A 免税事業者であっても特定供給事業者に該当するため,特定事業者は免税事業者である納入業者に対しても消費税転嫁対策特別措置法で禁止する消費税の転嫁拒否等の行為を行ってはなりません。
 特定事業者は,本体価格に消費税を上乗せして対価を定める必要がありますが,免税事業者であることを理由として,消費税を上乗せせず対価を定めたり,仕入れ等の諸経費に係る消費税負担分のみを上乗せして対価を定めたりすることは,合理的な理由がない限り,「買いたたき」(消費税転嫁対策特別措置法第3条第1号後段)に該当し,違反となります。
 また,消費税を上乗せして対価を取り決めた後に,納入業者が免税事業者であることが判明し,それを理由として消費税相当分又はその一部の金額を減じて支払ったり,当該金額を徴収したりする場合,「減額」(消費税転嫁対策特別措置法第3条第1号前段)に該当し,違反となります。商品購入の要請等の他の消費税の転嫁拒否等の行為についても,同様です。

Q20 個人で取引先の会社に役務(サービス)を提供していますが,自分は消費税転嫁対策特別措置法の「特定供給事業者」に該当しますか。

A 消費税転嫁対策特別措置法では,法人事業者だけでなく,「個人である事業者」も「特定供給事業者」に該当する可能性があります。
 このため,役務の提供者が個人であっても,取引先に対して,業務委託契約等に基づいて事業として継続して役務を提供する取引を行っている場合には,「特定供給事業者」に該当します。
 なお,当該会社と雇用関係にある場合には,当該個人は事業者ではありませんので,「特定供給事業者」には該当しません。

Q21 当社は,消費税率の引上げ前から,貸主との間で契約書を締結して,商業施設を賃借しています。賃料については,契約書で「賃料○○円(税込み)」と税込みで定めています。このような場合,消費税率の引上げ後も,当該契約書に記載されている金額と同額の賃料を支払うことは買いたたきに該当するでしょうか。

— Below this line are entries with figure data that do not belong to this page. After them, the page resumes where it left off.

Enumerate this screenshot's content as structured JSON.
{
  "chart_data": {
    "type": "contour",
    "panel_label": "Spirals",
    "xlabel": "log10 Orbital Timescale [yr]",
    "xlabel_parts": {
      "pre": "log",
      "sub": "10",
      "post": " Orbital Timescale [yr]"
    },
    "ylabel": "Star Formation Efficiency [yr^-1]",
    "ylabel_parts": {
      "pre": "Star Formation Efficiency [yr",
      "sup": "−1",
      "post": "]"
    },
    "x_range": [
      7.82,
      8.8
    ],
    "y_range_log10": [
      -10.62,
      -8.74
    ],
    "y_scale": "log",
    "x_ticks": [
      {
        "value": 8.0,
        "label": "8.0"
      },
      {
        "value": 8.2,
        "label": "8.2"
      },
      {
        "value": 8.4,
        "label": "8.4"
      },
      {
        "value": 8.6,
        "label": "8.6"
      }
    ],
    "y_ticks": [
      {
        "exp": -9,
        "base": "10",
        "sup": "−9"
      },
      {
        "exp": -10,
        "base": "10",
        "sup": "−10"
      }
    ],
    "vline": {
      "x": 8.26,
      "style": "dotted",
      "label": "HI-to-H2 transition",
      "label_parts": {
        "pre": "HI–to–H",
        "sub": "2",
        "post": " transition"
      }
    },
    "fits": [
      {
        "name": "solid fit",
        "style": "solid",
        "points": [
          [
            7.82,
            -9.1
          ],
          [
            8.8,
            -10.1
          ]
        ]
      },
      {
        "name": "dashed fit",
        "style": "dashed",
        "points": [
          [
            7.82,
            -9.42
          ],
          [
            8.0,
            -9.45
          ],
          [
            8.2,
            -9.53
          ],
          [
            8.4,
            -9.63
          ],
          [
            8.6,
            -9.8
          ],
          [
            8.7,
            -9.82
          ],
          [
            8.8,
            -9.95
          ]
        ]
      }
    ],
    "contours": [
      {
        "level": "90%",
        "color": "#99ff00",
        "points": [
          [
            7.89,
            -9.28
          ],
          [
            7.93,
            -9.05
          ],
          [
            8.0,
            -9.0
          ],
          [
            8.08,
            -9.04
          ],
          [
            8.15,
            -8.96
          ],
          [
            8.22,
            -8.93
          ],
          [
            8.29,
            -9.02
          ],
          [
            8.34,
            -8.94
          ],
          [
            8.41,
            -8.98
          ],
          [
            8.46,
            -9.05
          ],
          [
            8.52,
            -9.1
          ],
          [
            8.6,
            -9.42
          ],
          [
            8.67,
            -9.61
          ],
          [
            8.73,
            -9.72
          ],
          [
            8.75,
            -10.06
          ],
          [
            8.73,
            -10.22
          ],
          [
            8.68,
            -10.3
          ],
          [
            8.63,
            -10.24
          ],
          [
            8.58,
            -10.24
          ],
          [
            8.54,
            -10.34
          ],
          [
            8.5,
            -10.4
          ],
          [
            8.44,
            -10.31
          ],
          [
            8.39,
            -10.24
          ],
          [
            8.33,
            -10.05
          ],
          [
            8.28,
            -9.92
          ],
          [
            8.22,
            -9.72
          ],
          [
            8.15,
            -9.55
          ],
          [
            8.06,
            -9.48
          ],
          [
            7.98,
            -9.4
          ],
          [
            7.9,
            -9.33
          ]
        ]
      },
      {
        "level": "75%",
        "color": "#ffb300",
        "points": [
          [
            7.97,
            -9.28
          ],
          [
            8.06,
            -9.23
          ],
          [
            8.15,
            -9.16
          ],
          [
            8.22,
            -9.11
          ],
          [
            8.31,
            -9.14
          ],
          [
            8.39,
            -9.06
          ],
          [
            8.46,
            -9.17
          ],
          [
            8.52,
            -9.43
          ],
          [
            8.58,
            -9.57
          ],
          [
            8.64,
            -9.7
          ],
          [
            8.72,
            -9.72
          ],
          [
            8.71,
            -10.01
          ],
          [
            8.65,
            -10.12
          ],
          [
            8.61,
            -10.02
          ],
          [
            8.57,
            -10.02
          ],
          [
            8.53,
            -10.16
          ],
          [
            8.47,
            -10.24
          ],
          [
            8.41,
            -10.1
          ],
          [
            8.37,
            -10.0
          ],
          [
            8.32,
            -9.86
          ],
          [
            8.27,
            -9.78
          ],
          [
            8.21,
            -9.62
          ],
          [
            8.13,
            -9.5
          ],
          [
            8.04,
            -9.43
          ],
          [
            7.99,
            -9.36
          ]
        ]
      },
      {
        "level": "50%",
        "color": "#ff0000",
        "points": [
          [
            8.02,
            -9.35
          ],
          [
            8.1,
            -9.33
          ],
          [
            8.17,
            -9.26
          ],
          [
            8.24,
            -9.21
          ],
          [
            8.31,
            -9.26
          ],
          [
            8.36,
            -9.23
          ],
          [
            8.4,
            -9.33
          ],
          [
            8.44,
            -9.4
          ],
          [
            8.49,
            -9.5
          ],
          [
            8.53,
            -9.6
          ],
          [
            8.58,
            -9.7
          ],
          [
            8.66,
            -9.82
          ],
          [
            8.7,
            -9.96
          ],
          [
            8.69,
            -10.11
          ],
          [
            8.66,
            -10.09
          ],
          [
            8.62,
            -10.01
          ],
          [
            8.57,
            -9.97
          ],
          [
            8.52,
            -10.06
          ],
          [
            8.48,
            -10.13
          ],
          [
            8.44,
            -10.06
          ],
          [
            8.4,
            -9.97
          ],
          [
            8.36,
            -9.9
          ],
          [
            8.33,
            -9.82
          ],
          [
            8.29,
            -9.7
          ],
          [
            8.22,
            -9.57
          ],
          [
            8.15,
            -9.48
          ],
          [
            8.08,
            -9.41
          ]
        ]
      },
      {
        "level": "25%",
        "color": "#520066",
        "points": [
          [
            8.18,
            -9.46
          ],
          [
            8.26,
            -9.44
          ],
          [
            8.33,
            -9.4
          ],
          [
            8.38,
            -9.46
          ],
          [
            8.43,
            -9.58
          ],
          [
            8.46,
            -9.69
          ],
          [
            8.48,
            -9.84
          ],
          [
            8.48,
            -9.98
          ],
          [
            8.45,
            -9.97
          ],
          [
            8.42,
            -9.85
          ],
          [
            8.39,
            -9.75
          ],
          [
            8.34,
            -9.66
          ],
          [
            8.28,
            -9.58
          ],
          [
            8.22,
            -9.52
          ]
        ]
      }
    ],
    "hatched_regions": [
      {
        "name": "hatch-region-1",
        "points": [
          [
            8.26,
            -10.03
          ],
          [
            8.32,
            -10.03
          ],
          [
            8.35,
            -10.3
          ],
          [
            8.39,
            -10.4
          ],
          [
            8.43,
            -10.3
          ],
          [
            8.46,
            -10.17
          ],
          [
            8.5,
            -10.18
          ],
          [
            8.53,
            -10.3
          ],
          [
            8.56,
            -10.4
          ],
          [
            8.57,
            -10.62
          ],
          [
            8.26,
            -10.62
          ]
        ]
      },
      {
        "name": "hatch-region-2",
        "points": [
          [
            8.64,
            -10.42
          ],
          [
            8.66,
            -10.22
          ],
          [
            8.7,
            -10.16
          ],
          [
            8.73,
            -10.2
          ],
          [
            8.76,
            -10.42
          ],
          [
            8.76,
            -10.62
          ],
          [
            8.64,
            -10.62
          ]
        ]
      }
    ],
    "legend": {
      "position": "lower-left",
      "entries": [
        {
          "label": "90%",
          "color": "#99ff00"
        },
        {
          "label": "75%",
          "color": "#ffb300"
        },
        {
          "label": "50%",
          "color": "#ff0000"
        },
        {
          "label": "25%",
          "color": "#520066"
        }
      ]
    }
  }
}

A 消費税率の引上げ前に貸主(特定供給事業者)と締結した契約書において税込価格で賃料を定めていても,消費税率の引上げ後の賃料(税込み)について,消費税率の引上げ前の賃料(税込み)と同額を支払うことは,合理的な理由がない限り「買いたたき」(消費税転嫁対策特別措置法第3条第1号後段)に該当し,違反となります。

Q22 当社は,消費税率の引上げ前の納入単価(税込み)について,納入業者との間で取り決め,これにより代金を支払っています。今回の消費税率の引上げに当たり,納入業者からは,納入単価への消費税率の引上げ分の上乗せについて,要請もなければ,交渉の申出もありません。このような場合,消費税率の引上げ後も消費税率の引上げ前に取り決めた納入単価で支払っても問題ないでしょうか。

A 納入業者(特定供給事業者)から,消費税率の引上げ分の上乗せについて要請がない場合,又は交渉の申出がない場合であっても,消費税率の引上げ後も消費税率の引上げ前に取り決めた単価(税込み)を据え置いて支払うことは,合理的な理由がない限り「買いたたき」(消費税転嫁対策特別措置法第3条第1号後段)に該当し,違反となります。